How can I write this program?
Hi,
I try to write a snippet and it works on my dataset.
f1_folder = './folder1'
f2_folder = './folder2'
f1_images = glob.glob(os.path.join(f1_folder, '*.png'))
f2_images = glob.glob(os.path.join(f2_folder, '*.png'))
for f1_img, f2_img in zip(f1_images, f2_images):
img1 = Image.open(f1_img)
img2 = Image.open(f2_img)
cat_img = torch.cat((TF.to_tensor(img1), TF.to_tensor(img2)), dim=0)# for 'CHW'
Are there using tensorflow?——“TF.to_tensor(img1)”
Oh, sorry.
I forgot head file.
import glob
import os
import torch
import torchvision.transforms.functional as TF
Thank you very much,it can work now. Could you please tell me how can I input “cat_img“ as an dataset for deep learning? I am a green hand in this field.
I think this thread is what you want, it is a custom dataset example.
You can do some transformation on the image and label, then I think you can cat them together in __getitem__
if you still need.
The main problem is that images in F1 are RGB and images in folder 2 are gray.
You can wheter concatenate them channel-wise or expand gray and cat them in a new dimension.

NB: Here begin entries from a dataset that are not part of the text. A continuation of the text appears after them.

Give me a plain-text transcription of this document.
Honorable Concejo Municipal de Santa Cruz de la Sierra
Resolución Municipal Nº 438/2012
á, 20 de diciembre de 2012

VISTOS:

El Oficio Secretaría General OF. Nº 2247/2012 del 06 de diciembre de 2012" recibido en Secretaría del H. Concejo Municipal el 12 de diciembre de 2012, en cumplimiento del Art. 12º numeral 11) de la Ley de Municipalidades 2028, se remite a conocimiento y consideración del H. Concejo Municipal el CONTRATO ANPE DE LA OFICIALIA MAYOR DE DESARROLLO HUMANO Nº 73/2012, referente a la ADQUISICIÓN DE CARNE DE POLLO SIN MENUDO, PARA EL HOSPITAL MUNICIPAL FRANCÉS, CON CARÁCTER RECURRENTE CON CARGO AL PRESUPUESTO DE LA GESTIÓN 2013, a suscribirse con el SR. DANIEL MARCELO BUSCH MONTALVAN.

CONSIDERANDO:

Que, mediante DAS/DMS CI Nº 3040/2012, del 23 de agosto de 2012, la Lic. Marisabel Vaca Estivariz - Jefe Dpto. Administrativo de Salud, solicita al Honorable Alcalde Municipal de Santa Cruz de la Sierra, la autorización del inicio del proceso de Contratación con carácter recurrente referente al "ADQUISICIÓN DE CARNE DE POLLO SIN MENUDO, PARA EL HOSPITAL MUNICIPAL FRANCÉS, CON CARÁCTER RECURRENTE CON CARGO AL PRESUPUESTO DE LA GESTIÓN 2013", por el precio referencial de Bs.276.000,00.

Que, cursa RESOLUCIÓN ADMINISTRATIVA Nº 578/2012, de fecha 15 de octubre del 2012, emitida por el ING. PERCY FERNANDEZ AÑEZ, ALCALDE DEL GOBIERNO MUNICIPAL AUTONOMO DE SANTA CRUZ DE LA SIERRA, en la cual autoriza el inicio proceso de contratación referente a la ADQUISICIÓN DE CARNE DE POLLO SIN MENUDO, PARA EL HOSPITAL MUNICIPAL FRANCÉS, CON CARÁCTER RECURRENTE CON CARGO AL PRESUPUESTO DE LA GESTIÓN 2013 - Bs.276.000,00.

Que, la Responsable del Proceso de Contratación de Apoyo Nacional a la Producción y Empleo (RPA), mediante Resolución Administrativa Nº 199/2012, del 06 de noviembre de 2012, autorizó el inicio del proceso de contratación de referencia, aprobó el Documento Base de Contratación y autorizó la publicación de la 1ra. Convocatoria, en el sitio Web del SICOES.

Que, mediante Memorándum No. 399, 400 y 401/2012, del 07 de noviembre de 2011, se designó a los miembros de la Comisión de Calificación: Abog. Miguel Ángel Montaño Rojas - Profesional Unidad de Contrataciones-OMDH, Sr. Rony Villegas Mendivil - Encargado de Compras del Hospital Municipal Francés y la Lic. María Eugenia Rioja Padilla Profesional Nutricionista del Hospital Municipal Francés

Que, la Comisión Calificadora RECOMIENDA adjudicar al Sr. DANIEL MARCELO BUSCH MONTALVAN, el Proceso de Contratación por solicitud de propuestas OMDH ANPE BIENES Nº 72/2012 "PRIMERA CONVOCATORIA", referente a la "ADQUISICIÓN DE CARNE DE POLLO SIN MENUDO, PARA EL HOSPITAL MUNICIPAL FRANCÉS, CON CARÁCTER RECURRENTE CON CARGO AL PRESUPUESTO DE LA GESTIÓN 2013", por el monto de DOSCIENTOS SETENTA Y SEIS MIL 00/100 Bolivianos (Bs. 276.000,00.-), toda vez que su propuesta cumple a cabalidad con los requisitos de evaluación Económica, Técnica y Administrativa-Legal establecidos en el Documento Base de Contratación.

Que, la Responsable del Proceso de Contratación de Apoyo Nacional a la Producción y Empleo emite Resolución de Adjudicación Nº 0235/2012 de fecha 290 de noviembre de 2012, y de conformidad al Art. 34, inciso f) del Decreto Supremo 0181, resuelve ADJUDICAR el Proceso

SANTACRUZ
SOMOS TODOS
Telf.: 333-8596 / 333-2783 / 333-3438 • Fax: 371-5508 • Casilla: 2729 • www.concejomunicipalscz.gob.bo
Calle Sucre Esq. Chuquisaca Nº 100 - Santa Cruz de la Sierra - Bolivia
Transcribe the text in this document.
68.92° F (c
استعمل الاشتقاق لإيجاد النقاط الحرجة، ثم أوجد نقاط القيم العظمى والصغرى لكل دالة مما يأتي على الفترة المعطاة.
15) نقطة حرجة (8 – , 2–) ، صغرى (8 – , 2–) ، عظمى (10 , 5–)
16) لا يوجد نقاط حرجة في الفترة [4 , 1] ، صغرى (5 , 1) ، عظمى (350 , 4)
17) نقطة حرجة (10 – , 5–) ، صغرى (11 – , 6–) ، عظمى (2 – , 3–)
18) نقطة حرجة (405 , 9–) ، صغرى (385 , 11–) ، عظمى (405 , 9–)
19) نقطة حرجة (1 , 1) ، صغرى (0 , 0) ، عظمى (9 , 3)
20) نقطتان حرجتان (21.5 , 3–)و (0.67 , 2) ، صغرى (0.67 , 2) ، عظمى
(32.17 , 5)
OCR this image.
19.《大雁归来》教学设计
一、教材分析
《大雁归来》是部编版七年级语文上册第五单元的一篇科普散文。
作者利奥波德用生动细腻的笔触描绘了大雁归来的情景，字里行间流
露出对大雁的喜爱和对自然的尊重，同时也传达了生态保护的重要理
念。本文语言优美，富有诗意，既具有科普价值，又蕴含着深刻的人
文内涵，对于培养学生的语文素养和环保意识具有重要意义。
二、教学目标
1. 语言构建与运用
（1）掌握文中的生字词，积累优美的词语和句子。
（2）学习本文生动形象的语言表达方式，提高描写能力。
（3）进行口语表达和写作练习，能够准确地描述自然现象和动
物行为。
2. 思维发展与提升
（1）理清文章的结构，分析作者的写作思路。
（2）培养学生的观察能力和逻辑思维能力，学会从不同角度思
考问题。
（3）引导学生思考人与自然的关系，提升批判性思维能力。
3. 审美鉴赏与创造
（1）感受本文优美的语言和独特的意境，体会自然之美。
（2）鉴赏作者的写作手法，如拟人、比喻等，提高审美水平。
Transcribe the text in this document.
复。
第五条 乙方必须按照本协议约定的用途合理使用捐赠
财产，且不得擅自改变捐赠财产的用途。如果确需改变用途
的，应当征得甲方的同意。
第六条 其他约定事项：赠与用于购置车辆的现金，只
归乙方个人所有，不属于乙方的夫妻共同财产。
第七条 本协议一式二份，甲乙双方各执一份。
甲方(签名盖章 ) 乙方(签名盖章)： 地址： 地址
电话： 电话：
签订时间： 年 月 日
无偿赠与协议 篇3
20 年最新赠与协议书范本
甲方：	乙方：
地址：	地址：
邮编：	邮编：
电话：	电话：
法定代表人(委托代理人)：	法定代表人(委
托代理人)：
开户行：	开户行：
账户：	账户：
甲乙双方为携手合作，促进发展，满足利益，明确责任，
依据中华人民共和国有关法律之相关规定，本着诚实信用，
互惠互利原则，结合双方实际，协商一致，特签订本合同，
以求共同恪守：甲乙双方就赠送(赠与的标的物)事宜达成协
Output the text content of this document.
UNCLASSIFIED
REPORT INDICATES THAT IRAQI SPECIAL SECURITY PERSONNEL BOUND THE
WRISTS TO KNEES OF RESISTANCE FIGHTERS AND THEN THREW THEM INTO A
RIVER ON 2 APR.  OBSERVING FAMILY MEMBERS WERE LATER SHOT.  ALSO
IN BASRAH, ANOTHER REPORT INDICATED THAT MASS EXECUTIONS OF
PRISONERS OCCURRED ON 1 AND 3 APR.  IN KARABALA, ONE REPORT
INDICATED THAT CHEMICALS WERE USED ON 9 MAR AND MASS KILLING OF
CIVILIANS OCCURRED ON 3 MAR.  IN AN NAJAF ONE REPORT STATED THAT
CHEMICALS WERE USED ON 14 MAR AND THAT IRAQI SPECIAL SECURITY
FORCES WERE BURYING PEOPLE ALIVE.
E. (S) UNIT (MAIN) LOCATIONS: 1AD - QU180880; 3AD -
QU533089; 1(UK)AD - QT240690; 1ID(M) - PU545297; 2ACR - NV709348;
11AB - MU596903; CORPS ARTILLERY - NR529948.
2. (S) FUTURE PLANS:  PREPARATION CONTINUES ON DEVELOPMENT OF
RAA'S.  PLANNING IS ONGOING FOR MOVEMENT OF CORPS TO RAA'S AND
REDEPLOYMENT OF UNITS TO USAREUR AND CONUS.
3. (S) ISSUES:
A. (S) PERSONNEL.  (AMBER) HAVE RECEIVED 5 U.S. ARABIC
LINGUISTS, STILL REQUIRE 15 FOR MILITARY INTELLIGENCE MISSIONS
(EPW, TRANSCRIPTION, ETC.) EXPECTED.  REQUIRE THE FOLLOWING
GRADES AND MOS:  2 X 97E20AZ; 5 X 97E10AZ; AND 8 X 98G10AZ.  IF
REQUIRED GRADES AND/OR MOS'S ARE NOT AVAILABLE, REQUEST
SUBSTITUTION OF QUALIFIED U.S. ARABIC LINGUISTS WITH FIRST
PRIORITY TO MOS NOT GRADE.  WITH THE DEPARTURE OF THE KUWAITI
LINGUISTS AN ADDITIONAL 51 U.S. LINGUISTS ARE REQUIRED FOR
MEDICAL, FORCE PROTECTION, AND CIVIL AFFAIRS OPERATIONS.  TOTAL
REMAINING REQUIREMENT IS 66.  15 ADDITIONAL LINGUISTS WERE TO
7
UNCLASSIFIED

Thank you very much.I tried to write in this way,is there anything wrong?Can I now use “cat_img” to train my netural network?
from future import print_function, division
import torch
import torchvision.transforms.functional as TF
from torch.utils.data import Dataset
from PIL import Image
image_paths = ‘F:\picture1’
target_paths = ‘F:\picture2’
class MyDataset(Dataset):
def init(self, image_paths, target_paths, train=True):
self.image_paths = image_paths
self.target_paths = target_paths
def transform(self, image, mask,cat_img):
image = TF.to_tensor(image)
mask = TF.to_tensor(mask)
cat_img = torch.cat((image, mask), dim=1)
return image, mask,cat_img
def __getitem__(self, index):
image = Image.open(self.image_paths[index])
mask = Image.open(self.target_paths[index])
x, y = self.transform(image, mask)
return x, y
def __len__(self):
return len(self.image_paths)
The transform method returns three value and you should use x, y and cat_xy in __getitem__
.
And if you need original image, mask and cat_img you can return 3 value in __getitem__
.
Then you can pass your custom dataset to a DataLoader.